Edward A Geary
History of Emery County
In 1957 legislation sponsored by Senator Wallace F. Bennett of Utah added 1,000 additional miles to the original 40,000-mile Defense Highway System (later renamed as the Interstate system). Utah officials proposed that part of the added mileage be devoted to a new highway connecting Denver with the Wasatch Front metropolitan area, but federal highway officials decreed instead that the new road should go more directly west from Denver and connect with Interstate 15 at Cove Fort. It would thus be the first major transportation link in Utah not to funnel through the Wasatch Front area. The new addition to the Interstate system was decried by Salt Lake City newspapers as a “road to nowhere” but was eagerly hailed in Emery County as a long-overdue recognition of the natural advantages of the Salina Canyon route.
Emery County officials hoped the interstate would roughly follow the Spanish Trail route through the county, leaving the Green River-Price highway near Woodside and crossing Buckhorn Flat to join Highway 10 near Castle Dale. This would have placed several county towns directly on the interstate. Ironically, it might have been an effort to promote local scenery that led to the scuttling of this plan. In the summer of 1958, county officials invited several guests including state and federal highway representatives to participate in a two-day “safari” through the San Rafael Swell with a goal of making the region’s scenic attractions more widely known. The party traveled over primitive roads from Moore to Eagle Canyon, Copper Globe, and the Head of Sinbad, and returned by way of Buckhorn Draw. It was apparently this introduction to the San Rafael that gave highway officials the idea of building Interstate 70 directly through the heart of the Swell.

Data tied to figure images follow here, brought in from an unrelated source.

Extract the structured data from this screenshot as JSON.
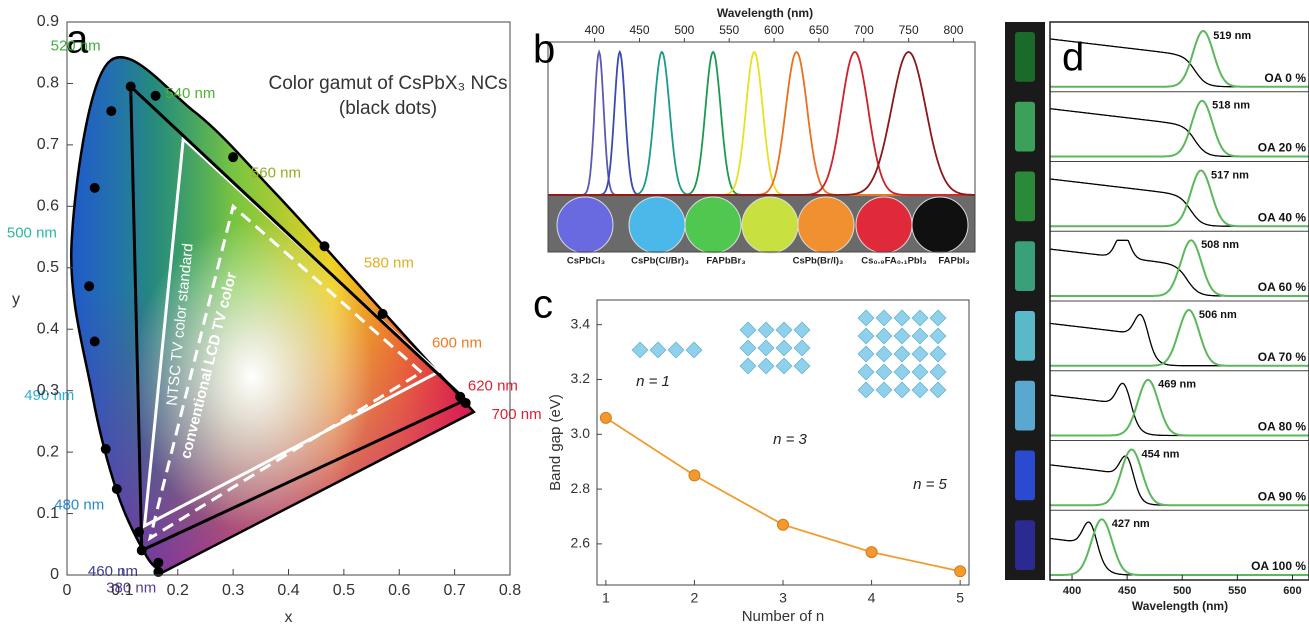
{
  "chart_data": [
    {
      "type": "cie",
      "label": "a",
      "title": "Color gamut of CsPbX₃ NCs",
      "subtitle": "(black dots)",
      "xlabel": "x",
      "ylabel": "y",
      "xlim": [
        0,
        0.8
      ],
      "ylim": [
        0,
        0.9
      ],
      "xticks": [
        0,
        0.1,
        0.2,
        0.3,
        0.4,
        0.5,
        0.6,
        0.7,
        0.8
      ],
      "yticks": [
        0,
        0.1,
        0.2,
        0.3,
        0.4,
        0.5,
        0.6,
        0.7,
        0.8,
        0.9
      ],
      "locus": {
        "x": [
          0.1741,
          0.144,
          0.0913,
          0.0454,
          0.0082,
          0.0743,
          0.2296,
          0.3731,
          0.5125,
          0.627,
          0.6915,
          0.7347
        ],
        "y": [
          0.005,
          0.03,
          0.1327,
          0.295,
          0.5384,
          0.8338,
          0.7543,
          0.6245,
          0.4866,
          0.3725,
          0.3083,
          0.2653
        ],
        "labels": [
          "380 nm",
          "460 nm",
          "480 nm",
          "490 nm",
          "500 nm",
          "520 nm",
          "540 nm",
          "560 nm",
          "580 nm",
          "600 nm",
          "620 nm",
          "700 nm"
        ],
        "label_colors": [
          "#5a3a9a",
          "#3a3aa0",
          "#2a8ad0",
          "#2ab0d8",
          "#2ab8a0",
          "#40b040",
          "#50b030",
          "#90b020",
          "#e0b020",
          "#f07a20",
          "#e02030",
          "#e02030"
        ]
      },
      "gamuts": [
        {
          "name": "NTSC TV color standard",
          "color": "#ffffff",
          "dashed": false,
          "x": [
            0.67,
            0.21,
            0.14
          ],
          "y": [
            0.33,
            0.71,
            0.08
          ]
        },
        {
          "name": "conventional LCD TV color",
          "color": "#ffffff",
          "dashed": true,
          "x": [
            0.64,
            0.3,
            0.15
          ],
          "y": [
            0.33,
            0.6,
            0.06
          ]
        },
        {
          "color": "#000000",
          "dashed": false,
          "x": [
            0.72,
            0.115,
            0.135
          ],
          "y": [
            0.285,
            0.795,
            0.04
          ]
        }
      ],
      "points": {
        "color": "#000000",
        "x": [
          0.115,
          0.16,
          0.08,
          0.05,
          0.04,
          0.05,
          0.07,
          0.09,
          0.13,
          0.165,
          0.165,
          0.3,
          0.465,
          0.57,
          0.71,
          0.72,
          0.135
        ],
        "y": [
          0.795,
          0.78,
          0.755,
          0.63,
          0.47,
          0.38,
          0.205,
          0.14,
          0.07,
          0.02,
          0.005,
          0.68,
          0.535,
          0.425,
          0.29,
          0.28,
          0.04
        ]
      }
    },
    {
      "type": "spectra",
      "label": "b",
      "xlabel": "Wavelength (nm)",
      "xlim": [
        348,
        824
      ],
      "xticks": [
        400,
        450,
        500,
        550,
        600,
        650,
        700,
        750,
        800
      ],
      "series": [
        {
          "color": "#5a5ab0",
          "peak": 405,
          "width": 12
        },
        {
          "color": "#3a4ab0",
          "peak": 428,
          "width": 14
        },
        {
          "color": "#1a9a8a",
          "peak": 475,
          "width": 20
        },
        {
          "color": "#1a9a50",
          "peak": 532,
          "width": 20
        },
        {
          "color": "#e8e020",
          "peak": 578,
          "width": 22
        },
        {
          "color": "#e87020",
          "peak": 625,
          "width": 28
        },
        {
          "color": "#d0202a",
          "peak": 690,
          "width": 35
        },
        {
          "color": "#8a1818",
          "peak": 750,
          "width": 45
        }
      ],
      "samples": [
        "CsPbCl₃",
        "CsPb(Cl/Br)₃",
        "FAPbBr₃",
        "CsPb(Br/I)₃",
        "Cs₀.₉FA₀.₁PbI₃",
        "FAPbI₃"
      ]
    },
    {
      "type": "line",
      "label": "c",
      "xlabel": "Number of n",
      "ylabel": "Band gap (eV)",
      "x": [
        1,
        2,
        3,
        4,
        5
      ],
      "values": [
        3.06,
        2.85,
        2.67,
        2.57,
        2.5
      ],
      "color": "#f39a2e",
      "xlim": [
        0.9,
        5.1
      ],
      "ylim": [
        2.45,
        3.49
      ],
      "xticks": [
        1,
        2,
        3,
        4,
        5
      ],
      "yticks": [
        2.6,
        2.8,
        {
          "value": 3,
          "label": "3.0"
        },
        3.2,
        3.4
      ],
      "annotations": [
        "n = 1",
        "n = 3",
        "n = 5"
      ]
    },
    {
      "type": "stacked-spectra",
      "label": "d",
      "xlabel": "Wavelength (nm)",
      "xlim": [
        380,
        615
      ],
      "xticks": [
        400,
        450,
        500,
        550,
        600
      ],
      "pl_color": "#5cb85c",
      "abs_color": "#000000",
      "rows": [
        {
          "label": "OA 0 %",
          "peak": 519,
          "peak_label": "519 nm",
          "abs_edge": 512,
          "abs_peak": null
        },
        {
          "label": "OA 20 %",
          "peak": 518,
          "peak_label": "518 nm",
          "abs_edge": 512,
          "abs_peak": null
        },
        {
          "label": "OA 40 %",
          "peak": 517,
          "peak_label": "517 nm",
          "abs_edge": 508,
          "abs_peak": null
        },
        {
          "label": "OA 60 %",
          "peak": 508,
          "peak_label": "508 nm",
          "abs_edge": 505,
          "abs_peak": 446
        },
        {
          "label": "OA 70 %",
          "peak": 506,
          "peak_label": "506 nm",
          "abs_edge": 470,
          "abs_peak": 463
        },
        {
          "label": "OA 80 %",
          "peak": 469,
          "peak_label": "469 nm",
          "abs_edge": 455,
          "abs_peak": 447
        },
        {
          "label": "OA 90 %",
          "peak": 454,
          "peak_label": "454 nm",
          "abs_edge": 455,
          "abs_peak": 450
        },
        {
          "label": "OA 100 %",
          "peak": 427,
          "peak_label": "427 nm",
          "abs_edge": 425,
          "abs_peak": 416
        }
      ]
    }
  ]
}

The result was arguably the most scenic stretch of highway on the entire interstate system, but the decision also meant that the direct economic benefits to Emery County were largely limited to Green River.
The route across the Swell was surveyed in early 1963. Construction began a few months later and proceeded in eight- to ten-mile chunks until the full length of the route was opened to traffic with a dedicatory service at Ghost Rock on 5 November 1970. Initially only two lanes were completed across the Swell with the other two lanes being built over the following dozen years. Interstate 70 almost exactly bisects the Swell, piercing the San Rafael Reef by way of Little Spotted Wolf Canyon, where a natural gorge only a few feet wide was enlarged to four-lane capacity at immense cost. It then climbs to the grassy valleys at the Head of Sinbad, surrounded by Wingate sandstone walls, where it passes within a mile of the historic Swasey cabin at Jackass Spring, and where the Ghost Rock rest stop provides expansive vistas across the Swell. Farther west the highway crosses Eagle Canyon on an award-winning bridge, affords other dramatic views of the San Rafael Knob region to the south and Salt Wash to the north, then drops down into the valley of Muddy Creek before continuing on to a junction with Highway 10 at the mouth of Ivie Creek Canyon.
Even though Green River got only two connections to the interstate instead of the hoped-for three, the long distances to other service areas assured the community’s status as a travelers’ oasis. The 110 miles between Green River and Salina still represent the longest stretch without services on the entire interstate system.